When you hear the term home theater, you probably think of big screens, cool sound, DVDs, CDs, and lots of remote controls sitting around your living room. And football games, popcorn, and other fun images, probably sneak into that image as well.
The basic home theater
So what's in a home theater? Well, a home theater is largely what you make of it, but at least three major elements constitute the core of a home theater:
- A large-screen display: More and more, the receiver aspect of a television is being divorced from the display aspect, in the form of set-top boxes, external TV tuners, computers, and other source devices. Appropriately, the display is being optimized for what its main purpose is — displaying the wide range of video output from a home theater system. These displays can be huge —more than 120 inches diagonally, which is 10 feet for those of you who didn't do the math!
- A digital video source: Although you could say that a digital satellite or cable service is a digital video source, the mandate is DVD capability. DVD is the focal point for all digital video innovation that will drive your home theater.
- A surround-sound capability: You need to have surround sound to take advantage of all the audio power stored in your DVD content. With surround sound, you are truly starting to mimic the theater experience.
If you lack any of these elements, you really don't have a home theater. Without the display and surround sound, you lose the impact of the visual and audio experience, and without a digital video source, you just have a loud and big TV system. You really need all three. Figure 1 shows these elements in their native environment — your home.
Figure 1: A home theater with a surround-sound system, a video display, and a digital video source.
The complete home theater
This section shows a fairly comprehensive list of what you typically put in your home theater. (The list doesn't include all-in-one units because they merely integrate various combinations of these devices into one unit.)

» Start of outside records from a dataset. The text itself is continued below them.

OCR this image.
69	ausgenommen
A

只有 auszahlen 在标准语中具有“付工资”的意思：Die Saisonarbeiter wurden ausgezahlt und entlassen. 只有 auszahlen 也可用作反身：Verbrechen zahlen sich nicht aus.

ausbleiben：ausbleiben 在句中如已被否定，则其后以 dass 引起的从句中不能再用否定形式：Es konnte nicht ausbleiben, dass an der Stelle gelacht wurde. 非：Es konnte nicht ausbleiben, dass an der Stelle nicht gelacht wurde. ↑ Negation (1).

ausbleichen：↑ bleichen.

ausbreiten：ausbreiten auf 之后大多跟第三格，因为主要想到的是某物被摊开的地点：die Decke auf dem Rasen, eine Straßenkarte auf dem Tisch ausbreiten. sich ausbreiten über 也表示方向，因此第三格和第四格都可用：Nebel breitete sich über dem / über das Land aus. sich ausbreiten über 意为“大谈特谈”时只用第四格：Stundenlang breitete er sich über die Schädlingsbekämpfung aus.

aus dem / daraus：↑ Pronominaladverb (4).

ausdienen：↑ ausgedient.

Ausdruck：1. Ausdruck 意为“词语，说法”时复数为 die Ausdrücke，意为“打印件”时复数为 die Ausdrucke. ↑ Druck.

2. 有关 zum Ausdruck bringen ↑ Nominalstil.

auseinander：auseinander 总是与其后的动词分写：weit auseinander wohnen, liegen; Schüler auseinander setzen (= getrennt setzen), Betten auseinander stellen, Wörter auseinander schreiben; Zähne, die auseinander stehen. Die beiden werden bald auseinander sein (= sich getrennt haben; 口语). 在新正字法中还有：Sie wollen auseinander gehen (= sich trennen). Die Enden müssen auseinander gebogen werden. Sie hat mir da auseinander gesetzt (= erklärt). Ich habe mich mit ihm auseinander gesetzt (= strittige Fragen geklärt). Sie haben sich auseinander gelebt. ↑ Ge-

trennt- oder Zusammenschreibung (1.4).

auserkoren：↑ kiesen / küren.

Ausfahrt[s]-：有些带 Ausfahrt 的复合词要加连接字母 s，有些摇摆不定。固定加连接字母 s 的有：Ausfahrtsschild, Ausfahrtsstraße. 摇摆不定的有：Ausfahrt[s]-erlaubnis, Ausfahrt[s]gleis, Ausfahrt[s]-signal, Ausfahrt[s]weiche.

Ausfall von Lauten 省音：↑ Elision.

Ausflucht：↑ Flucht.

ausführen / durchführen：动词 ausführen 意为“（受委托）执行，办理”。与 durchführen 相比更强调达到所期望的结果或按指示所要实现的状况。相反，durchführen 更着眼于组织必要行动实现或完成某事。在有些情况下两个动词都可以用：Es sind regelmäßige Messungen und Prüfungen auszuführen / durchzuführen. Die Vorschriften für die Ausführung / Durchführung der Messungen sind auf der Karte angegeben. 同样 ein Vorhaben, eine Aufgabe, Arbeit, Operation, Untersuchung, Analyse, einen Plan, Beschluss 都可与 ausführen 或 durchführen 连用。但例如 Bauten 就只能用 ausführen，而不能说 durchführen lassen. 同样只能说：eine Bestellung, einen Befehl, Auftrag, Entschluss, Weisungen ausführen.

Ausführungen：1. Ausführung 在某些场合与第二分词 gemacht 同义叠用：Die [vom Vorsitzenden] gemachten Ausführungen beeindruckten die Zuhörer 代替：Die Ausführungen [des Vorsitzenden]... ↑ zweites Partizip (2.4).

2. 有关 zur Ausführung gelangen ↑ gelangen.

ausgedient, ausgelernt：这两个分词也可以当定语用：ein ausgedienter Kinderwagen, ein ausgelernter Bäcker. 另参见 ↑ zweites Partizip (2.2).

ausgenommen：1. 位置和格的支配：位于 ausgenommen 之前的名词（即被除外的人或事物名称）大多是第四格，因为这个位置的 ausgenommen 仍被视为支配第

- Sources: These provide the content you watch or listen to.
• Tape cassette player/recorder
• CD player/recorder/MP3 player/audio server
• Turntable
• AM/FM tuner
• DVD player
• VCR
• Personal video recorder
• Camcorder
• Satellite or cable set-top box
• Gaming console
• Home theater PC or Windows XP Media Center PC (a specific Microsoft software product)
- Receivers/controllers: The heart of the system, these feed content to your displays and speakers.
• A/V receiver
• Controller/decoder
• Power amplifier
- Displays: This is what you watch.
• Direct-view, rear-projection, or flat-panel TV display
• Front-projection with separate display screen
- Speakers: These are what you listen to.
• Two front speakers
• One front center speaker
• Two side speakers
• Two or four rear speakers
• Subwoofer
- Connections: These are connections to content coming from outside your home.
• Over-the-air antenna
• Satellite or cable video feed
• Internet connectivity — preferably broadband, such as DSL or cable modem
Naturally, as you extend your home theater to other points in your home, you can add to the quantities mentioned here, but most of the components are the same. You also may choose different qualities and (in the case of displays) sizes of these things, but the basic formula remains the same, too.